Gabor Mate (physician and expert on trauma/addiction/stress/childhood development) states: “All of the diagnoses that you deal with – depression, anxiety, ADHD, bipolar illness, post-traumatic stress disorder, even psychosis, are significantly rooted in trauma. They are manifestations of trauma. Therefore, the diagnoses don’t explain anything. The problem in the medical world is that we diagnose somebody, and we think that is the explanation. He’s behaving that way because he is psychotic. She’s behaving that way because she has ADHD. Nobody has ADHD, nobody has psychosis – these are processes within the individual. It’s not a thing that you have. This is a process that expresses your life experience. It has meaning in every single case.” 

Society itself is based on a culture of toxic positivity or statements that silence, dismiss, or minimise the human sufferings of others and the human experience. No emotion is good or bad, all emotions are to be felt and heard and allowed the natural process of being released and healed, instead of the process interrupted, emotions denied, having to be repressed and remain unheard and unresolved and stuck in the process of healing. Emotions are road maps to what is hurting, to what needs to be addressed to the wounds caused to our psyche.

Symptoms manifest and are natural responses just as we would expect a bone to break, the skin to tear and bled in injury, a ligament to rupture, we wouldn’t think this is abnormal and that it says something about someone’s personality. How can we not see that mind, body and soul are connected? That the mind and body is not separate but that what affects the mind will also affect the body? Research has shown from the Polyvagal Theory that all emotions and survival responses are experienced in our nervous system, and that when the back part of our brain is activated and in survival mode, our front part of the brain (logic/thinking) is offline. We automatically react to survive before we have time to think of our actions or thoughts because the brain part in control of logic and reasoning is offline when a threat is posed or felt and the fear response is activated to act and defend ourselves from danger (perceived or real). If we are in this hypoarousal (Freeze/collapsed) state or hyperarousal (Flight/fight) state, we will find it difficult to emotionally regulate ourselves and for those growing up with parents who were absent or unattuned or in case of abusive ones nobody has taught us these skills. Nobody is born with the ability to self-regulate themselves.
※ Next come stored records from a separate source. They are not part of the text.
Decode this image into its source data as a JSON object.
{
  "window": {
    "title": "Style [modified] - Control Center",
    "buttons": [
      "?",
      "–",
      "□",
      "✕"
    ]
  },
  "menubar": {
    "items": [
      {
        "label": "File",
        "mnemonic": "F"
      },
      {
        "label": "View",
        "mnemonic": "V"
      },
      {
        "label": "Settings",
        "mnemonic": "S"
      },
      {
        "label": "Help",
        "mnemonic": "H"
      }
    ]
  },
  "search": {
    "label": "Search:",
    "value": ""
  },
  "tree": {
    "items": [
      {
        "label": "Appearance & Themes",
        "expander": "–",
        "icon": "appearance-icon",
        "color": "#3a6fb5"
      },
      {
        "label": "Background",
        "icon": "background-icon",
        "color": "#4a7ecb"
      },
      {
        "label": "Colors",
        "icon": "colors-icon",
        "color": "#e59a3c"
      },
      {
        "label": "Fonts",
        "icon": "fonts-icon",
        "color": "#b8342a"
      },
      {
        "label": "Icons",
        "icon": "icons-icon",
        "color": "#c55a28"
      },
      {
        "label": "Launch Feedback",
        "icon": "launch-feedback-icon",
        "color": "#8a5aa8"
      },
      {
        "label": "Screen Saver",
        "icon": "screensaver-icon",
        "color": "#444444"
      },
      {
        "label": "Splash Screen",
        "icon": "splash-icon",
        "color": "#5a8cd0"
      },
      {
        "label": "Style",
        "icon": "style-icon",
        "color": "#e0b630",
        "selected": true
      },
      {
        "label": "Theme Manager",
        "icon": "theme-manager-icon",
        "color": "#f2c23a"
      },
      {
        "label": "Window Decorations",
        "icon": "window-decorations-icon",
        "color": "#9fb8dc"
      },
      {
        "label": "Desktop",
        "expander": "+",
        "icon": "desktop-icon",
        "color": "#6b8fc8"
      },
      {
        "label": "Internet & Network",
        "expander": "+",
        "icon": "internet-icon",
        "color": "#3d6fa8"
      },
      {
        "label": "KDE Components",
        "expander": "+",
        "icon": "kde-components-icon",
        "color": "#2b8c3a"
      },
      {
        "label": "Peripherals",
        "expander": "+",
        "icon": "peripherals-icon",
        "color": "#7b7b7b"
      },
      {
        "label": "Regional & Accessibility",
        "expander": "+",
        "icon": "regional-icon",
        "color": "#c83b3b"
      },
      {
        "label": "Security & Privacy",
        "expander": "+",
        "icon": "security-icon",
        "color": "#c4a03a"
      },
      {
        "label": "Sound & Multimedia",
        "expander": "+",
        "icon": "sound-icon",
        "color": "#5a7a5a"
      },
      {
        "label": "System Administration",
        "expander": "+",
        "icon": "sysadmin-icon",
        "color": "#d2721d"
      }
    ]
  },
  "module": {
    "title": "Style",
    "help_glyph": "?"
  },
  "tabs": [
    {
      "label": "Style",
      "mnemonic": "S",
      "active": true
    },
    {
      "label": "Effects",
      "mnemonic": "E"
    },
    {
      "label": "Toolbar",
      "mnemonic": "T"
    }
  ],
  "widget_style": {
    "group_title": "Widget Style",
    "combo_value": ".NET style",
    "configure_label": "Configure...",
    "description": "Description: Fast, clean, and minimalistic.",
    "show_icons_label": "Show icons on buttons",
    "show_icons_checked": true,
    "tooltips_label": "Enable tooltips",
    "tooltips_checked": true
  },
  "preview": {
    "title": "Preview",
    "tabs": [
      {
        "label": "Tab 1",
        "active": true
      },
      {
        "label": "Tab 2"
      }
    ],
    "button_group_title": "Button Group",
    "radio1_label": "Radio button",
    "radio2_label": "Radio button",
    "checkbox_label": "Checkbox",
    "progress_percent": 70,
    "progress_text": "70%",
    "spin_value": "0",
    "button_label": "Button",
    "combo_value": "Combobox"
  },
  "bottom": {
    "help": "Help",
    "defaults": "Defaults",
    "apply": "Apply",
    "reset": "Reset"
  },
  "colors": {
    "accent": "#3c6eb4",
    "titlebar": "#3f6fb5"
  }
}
Traumatologist John Briere stated: “If CPTSD (Complex Post Traumatic Stress Disorder) were ever given its due, the DSM (The Diagnostic and Statistical Manual of Mental Disorders) used by all mental health professionals would shrink from its dictionary like size to the size of a thin pamphlet”. What this understands is that the role of traumatised childhoods in most adult psychological disorders is enormous.

Other misdiagnoses are those of depression and anxiety.

Trauma and its legacy can of course co-occur with mental conditions, but many can be accurately described as the natural survival responses found in trauma, example ADHD and compulsive obsessive can be responses to the fight response, depression to the freeze/collapse response. Responses that were created to protect us at the time and served the role for our survival. It doesn’t mean our suffering is any less or real or that we can’t have biological conditions, but it means we need the right treatment and support and to accurately see these experiences for what they are.

This is such so important to always bear in mind and to know and I hope that others can find it helpful and useful.